Southeastern Section - 63rd Annual Meeting (10–11 April 2014)

Paper No. 3
Presentation Time: 1:45 PM

THE ROLE OF TOPOGRAPHY IN GENERATING ECONOMIC CONCENTRATIONS OF ION-EXCHANGEABLE RARE EARTH ELEMENTS


BERN, Carleton R., U.S. Geological Survey, Box 25046, Mail Stop 964, Denver Federal Center, Denver, CO 80225 and FOLEY, Nora, U.S. Geological Survey, 954 National Center, Reston, VA 20192, cbern@usgs.gov

Rare earth element (REE) resources are the focus of an expanding research effort in response to price fluctuations and market concerns over China’s dominance as the world’s supplier. Hard-rock resources receive much attention, but liberating REEs from host minerals can present economic and practical challenges to development. Another deposit type hosts REEs as exchangeable ions on surfaces of clay minerals. Such deposits form in laterites and highly weathered soils as weathering decomposes primary minerals. Extraction and processing are relatively simple as the unconsolidated deposit material can be leached with a mild salt solution to release the exchangeable REEs into solution as complexes or free ions. Approximately one third of China’s REE production comes from such deposits, testifying to their economic viability.

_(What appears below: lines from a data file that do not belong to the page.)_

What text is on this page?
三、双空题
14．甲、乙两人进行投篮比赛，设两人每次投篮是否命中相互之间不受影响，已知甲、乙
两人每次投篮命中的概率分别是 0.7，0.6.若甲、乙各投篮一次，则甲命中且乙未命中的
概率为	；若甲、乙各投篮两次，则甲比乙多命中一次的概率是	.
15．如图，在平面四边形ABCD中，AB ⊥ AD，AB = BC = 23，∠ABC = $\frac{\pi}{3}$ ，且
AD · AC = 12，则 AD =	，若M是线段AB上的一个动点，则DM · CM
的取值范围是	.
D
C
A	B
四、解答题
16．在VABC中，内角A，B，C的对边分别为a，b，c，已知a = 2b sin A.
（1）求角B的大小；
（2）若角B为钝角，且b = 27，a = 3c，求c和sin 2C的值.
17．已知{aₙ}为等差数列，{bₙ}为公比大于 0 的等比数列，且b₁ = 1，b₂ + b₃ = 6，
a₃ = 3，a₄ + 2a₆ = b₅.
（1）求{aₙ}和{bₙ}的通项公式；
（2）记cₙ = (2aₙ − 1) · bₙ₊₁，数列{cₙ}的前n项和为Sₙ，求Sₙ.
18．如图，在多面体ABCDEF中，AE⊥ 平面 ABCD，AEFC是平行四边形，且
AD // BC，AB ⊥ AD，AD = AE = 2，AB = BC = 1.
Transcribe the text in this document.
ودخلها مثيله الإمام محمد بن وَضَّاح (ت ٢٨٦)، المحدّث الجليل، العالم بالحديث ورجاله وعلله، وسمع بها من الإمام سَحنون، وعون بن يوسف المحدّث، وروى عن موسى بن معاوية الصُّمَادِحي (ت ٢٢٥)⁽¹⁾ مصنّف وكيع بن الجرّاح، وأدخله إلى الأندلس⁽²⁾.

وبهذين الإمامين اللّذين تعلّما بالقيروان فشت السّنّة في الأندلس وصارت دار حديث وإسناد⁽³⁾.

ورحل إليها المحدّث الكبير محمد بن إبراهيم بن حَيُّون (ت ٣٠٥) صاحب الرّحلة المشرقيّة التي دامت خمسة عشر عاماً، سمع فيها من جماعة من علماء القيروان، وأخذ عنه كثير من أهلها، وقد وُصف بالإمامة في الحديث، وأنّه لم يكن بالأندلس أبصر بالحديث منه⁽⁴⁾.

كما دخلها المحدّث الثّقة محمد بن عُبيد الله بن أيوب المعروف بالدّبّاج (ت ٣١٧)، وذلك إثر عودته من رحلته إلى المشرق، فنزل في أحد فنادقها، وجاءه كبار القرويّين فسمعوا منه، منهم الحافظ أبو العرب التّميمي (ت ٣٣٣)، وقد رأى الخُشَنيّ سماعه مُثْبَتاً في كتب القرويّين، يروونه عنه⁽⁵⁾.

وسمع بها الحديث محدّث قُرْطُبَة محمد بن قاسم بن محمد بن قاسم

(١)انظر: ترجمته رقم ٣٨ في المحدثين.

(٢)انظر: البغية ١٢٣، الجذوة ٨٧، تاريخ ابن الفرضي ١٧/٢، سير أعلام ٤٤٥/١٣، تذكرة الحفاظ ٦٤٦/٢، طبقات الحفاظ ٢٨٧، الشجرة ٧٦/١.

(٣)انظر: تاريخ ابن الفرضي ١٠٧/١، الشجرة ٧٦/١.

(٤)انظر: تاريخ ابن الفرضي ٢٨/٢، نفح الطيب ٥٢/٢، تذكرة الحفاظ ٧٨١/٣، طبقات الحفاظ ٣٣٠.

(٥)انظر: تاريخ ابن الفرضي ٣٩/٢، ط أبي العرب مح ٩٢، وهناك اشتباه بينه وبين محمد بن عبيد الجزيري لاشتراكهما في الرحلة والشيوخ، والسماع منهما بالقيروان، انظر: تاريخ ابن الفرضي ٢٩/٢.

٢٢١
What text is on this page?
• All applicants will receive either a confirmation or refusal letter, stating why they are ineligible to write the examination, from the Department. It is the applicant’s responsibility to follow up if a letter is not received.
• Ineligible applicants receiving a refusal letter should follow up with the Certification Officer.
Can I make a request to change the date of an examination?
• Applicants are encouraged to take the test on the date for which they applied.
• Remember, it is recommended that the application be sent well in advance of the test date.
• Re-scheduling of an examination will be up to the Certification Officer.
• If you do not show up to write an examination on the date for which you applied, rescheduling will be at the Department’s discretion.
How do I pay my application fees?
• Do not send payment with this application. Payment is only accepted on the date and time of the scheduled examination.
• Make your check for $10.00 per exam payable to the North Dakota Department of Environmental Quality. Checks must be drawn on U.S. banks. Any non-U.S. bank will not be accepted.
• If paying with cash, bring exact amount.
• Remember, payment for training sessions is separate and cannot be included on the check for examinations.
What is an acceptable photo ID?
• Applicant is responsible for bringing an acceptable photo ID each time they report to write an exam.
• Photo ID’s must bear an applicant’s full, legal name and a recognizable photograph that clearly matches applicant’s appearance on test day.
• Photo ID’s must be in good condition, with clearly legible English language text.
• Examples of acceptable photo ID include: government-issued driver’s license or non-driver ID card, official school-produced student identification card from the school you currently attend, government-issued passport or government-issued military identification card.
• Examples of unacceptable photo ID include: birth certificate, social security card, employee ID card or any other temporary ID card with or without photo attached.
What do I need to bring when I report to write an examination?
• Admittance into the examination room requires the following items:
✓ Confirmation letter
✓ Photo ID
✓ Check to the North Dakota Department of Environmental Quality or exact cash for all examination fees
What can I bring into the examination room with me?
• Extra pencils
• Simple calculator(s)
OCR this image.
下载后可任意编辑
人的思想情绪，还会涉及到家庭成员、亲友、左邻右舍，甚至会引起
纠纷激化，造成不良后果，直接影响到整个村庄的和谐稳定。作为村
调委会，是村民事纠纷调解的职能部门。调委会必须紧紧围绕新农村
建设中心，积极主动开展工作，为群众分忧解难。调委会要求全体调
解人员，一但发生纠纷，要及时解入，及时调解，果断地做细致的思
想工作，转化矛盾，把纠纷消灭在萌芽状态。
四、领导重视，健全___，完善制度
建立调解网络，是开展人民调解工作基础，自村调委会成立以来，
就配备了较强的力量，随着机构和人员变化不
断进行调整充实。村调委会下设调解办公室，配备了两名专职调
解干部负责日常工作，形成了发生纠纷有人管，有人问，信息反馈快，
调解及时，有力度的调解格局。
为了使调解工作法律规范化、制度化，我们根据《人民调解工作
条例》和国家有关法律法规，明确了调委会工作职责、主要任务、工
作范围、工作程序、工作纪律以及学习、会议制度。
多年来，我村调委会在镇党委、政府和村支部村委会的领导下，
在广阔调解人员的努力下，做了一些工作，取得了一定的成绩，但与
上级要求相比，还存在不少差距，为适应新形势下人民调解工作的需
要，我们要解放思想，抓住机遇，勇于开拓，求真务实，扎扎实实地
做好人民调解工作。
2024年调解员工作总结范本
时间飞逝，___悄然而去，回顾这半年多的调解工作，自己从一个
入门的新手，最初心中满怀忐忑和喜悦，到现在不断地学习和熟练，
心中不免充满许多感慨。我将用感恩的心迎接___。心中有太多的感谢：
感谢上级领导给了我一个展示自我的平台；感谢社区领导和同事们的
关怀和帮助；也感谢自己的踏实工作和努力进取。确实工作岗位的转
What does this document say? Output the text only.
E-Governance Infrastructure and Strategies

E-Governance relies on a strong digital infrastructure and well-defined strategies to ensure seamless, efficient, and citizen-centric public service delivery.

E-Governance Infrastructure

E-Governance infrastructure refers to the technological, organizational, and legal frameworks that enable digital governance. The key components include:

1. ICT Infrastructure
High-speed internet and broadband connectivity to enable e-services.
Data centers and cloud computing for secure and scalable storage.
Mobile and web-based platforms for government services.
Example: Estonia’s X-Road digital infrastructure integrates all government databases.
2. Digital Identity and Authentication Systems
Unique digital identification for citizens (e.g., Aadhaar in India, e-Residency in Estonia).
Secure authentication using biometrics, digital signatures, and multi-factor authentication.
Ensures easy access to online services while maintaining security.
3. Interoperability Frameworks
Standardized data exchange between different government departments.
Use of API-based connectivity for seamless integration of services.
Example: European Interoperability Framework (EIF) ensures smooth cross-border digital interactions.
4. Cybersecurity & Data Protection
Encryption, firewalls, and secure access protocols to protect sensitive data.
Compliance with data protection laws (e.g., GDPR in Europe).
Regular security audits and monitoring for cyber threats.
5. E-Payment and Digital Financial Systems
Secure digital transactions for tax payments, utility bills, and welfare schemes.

Virtually all soils and weathered materials contain exchangeable REEs, but intense weathering of chemically and mineralogically suitable parent material generates higher concentrations. A less-studied, but potentially important factor may be topography, as it could drive the lateral transfer of REEs in dissolved or colloidal forms and generate hot spots of preferential REE concentration. In order to better understand the importance of these processes, we are studying paired eluvial and illuvial weathering profiles derived from granites. Eluvial profiles, with no possible contributions of material from upslope, were collected from ridgecrests. Illuvial profiles, likely influenced by contributions of material from upslope, were collected at the base of planar hillslopes, but above beds of intermittent streams. One pair of profiles each, along with unweathered granite from nearby quarries, was collected from the Liberty Hill, Newberry, and Pacolet plutons of South Carolina. Elemental analyses of bulk material and extracts of exchangeable ions are underway, along with quantitative mineralogy and electron microprobe analyses. Elemental characterization of the colloidal size fraction from soil is being used to calibrate a recently developed mass balance model that distinguishes REE redistribution in colloidal versus solution form. The results will elucidate how topography and lateral transfers influence distributions of ion-exchangeable REEs in weathered materials.